Columbia Threadneedle Investments has put a shopping centre in Scotland up for sale with a £1 reserve.
The price reflects a gross initial yield of 15,590,500%.
The fund manager is selling The Postings shopping centre in Kirkcaldy, Fife, through Allsop’s 5 February auction.
The 80,618 sq ft mall provides an annual rental income of £152,005, with 14 (some 20,000 sq ft) of its 21 units vacant. It also features a 299-space rooftop car park.
According to filings with the Scottish land registry, the shopping centre last sold for £10.3m in 2003. It first opened in 1981.

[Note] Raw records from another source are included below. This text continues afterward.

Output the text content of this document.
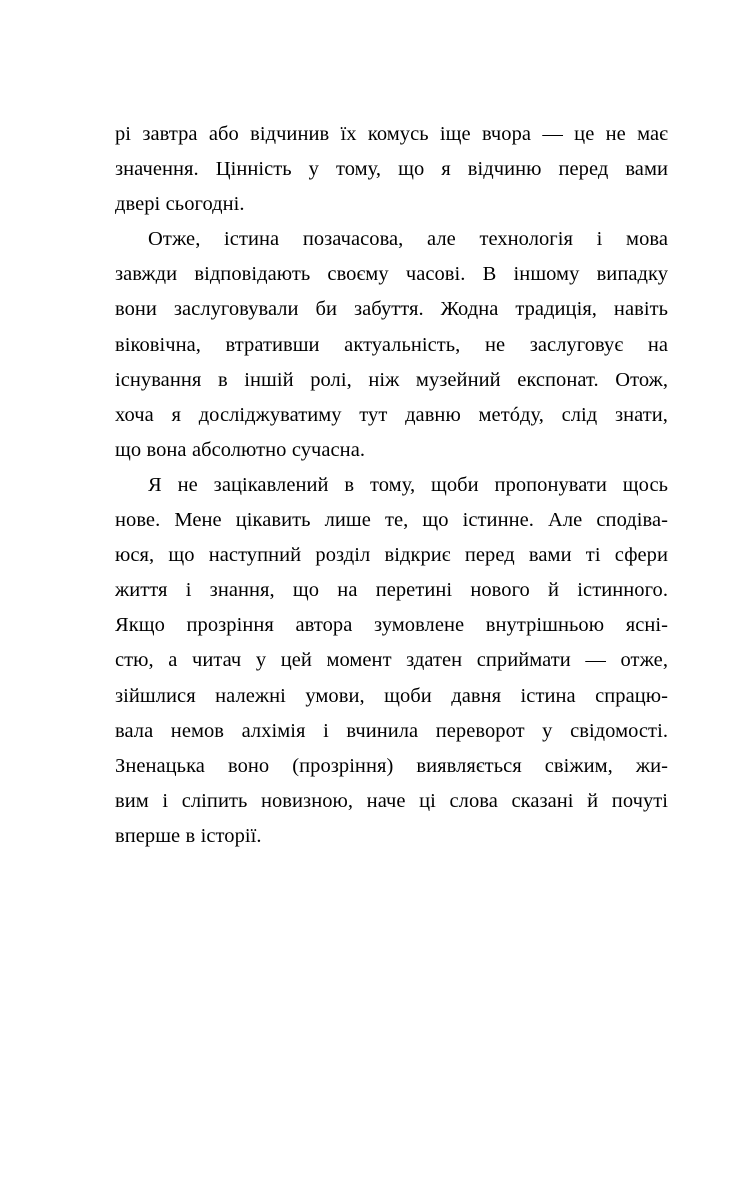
рі завтра або відчинив їх комусь іще вчора — це не має
значення. Цінність у тому, що я відчиню перед вами
двері сьогодні.

Отже, істина позачасова, але технологія і мова
завжди відповідають своєму часові. В іншому випадку
вони заслуговували би забуття. Жодна традиція, навіть
віковічна, втративши актуальність, не заслуговує на
існування в іншій ролі, ніж музейний експонат. Отож,
хоча я досліджуватиму тут давню метóду, слід знати,
що вона абсолютно сучасна.

Я не зацікавлений в тому, щоби пропонувати щось
нове. Мене цікавить лише те, що істинне. Але сподіва-
юся, що наступний розділ відкриє перед вами ті сфери
життя і знання, що на перетині нового й істинного.
Якщо прозріння автора зумовлене внутрішньою ясні-
стю, а читач у цей момент здатен сприймати — отже,
зійшлися належні умови, щоби давня істина спрацю-
вала немов алхімія і вчинила переворот у свідомості.
Зненацька воно (прозріння) виявляється свіжим, жи-
вим і сліпить новизною, наче ці слова сказані й почуті
вперше в історії.
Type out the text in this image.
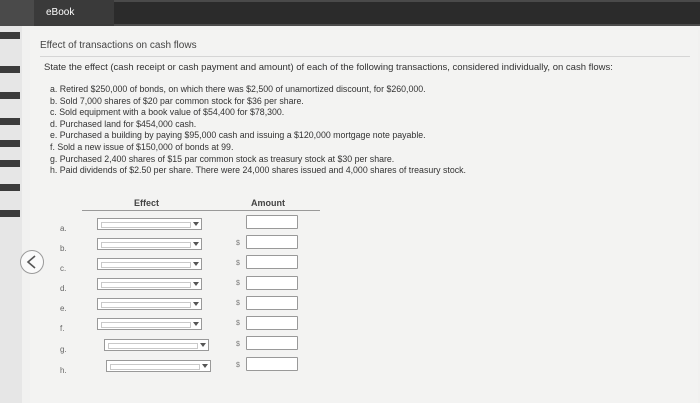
eBook
Effect of transactions on cash flows
State the effect (cash receipt or cash payment and amount) of each of the following transactions, considered individually, on cash flows:
a. Retired $250,000 of bonds, on which there was $2,500 of unamortized discount, for $260,000.
b. Sold 7,000 shares of $20 par common stock for $36 per share.
c. Sold equipment with a book value of $54,400 for $78,300.
d. Purchased land for $454,000 cash.
e. Purchased a building by paying $95,000 cash and issuing a $120,000 mortgage note payable.
f. Sold a new issue of $150,000 of bonds at 99.
g. Purchased 2,400 shares of $15 par common stock as treasury stock at $30 per share.
h. Paid dividends of $2.50 per share. There were 24,000 shares issued and 4,000 shares of treasury stock.
Effect	Amount
a.
b.
$
c.
$
d.
$
e.
$
f.
$
g.
$
h.
$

A spokesperson for Columbia Threadneedle said: “We acquired the Postings more than 15 years ago as an income proposition and it has since been re-positioned as a development opportunity, which does not fit the holding fund’s investment strategy.
“The reserve price of £1 is generating significant attention and we expect to get a considerable amount at the auction.”
Retail pressure
The eye-catching sale price partly mirrors the immense pressure that secondary and tertiary shopping centres in the UK are facing, as their occupiers retrench in response to tough market conditions.
In 2015 The Postings’ anchor tenant Tesco closed its lossmaking, 53,155 sq ft supermarket at the site, leaving a space that the landlord has since struggled to fill.
Duncan Moir, commercial auction partner at Allsop, said: “A lot of shopping centres in the UK have had difficulties, with void rates increasing while costs are not decreasing.
“It is [well-documented] that the retail sector faces a lot of pressure at the moment. Buying a large amount of retail in a scheme gives owners a lot of control over how the centre might be repositioned, whether as a shopping venue or for alternative uses. A lot of retail owners are looking at this closely.”
Falling values
In recent years, commercial property auctions have presented a dismal view of where secondary, regional shopping centre values could be heading.
The Callendar Square shopping centre in Falkirk, for example, went under the hammer in 2017 at an Acuitus sale for £1m, at a 62% yield. It was once valued at £26m, in 2006.
And last year Royal London Asset Management put The Abbeygate shopping centre in Nuneaton, which it had acquired in 2005 for £17m, up for sale via Acuitus with a guide price of £3.7m. It subsequently sold for £4.3m.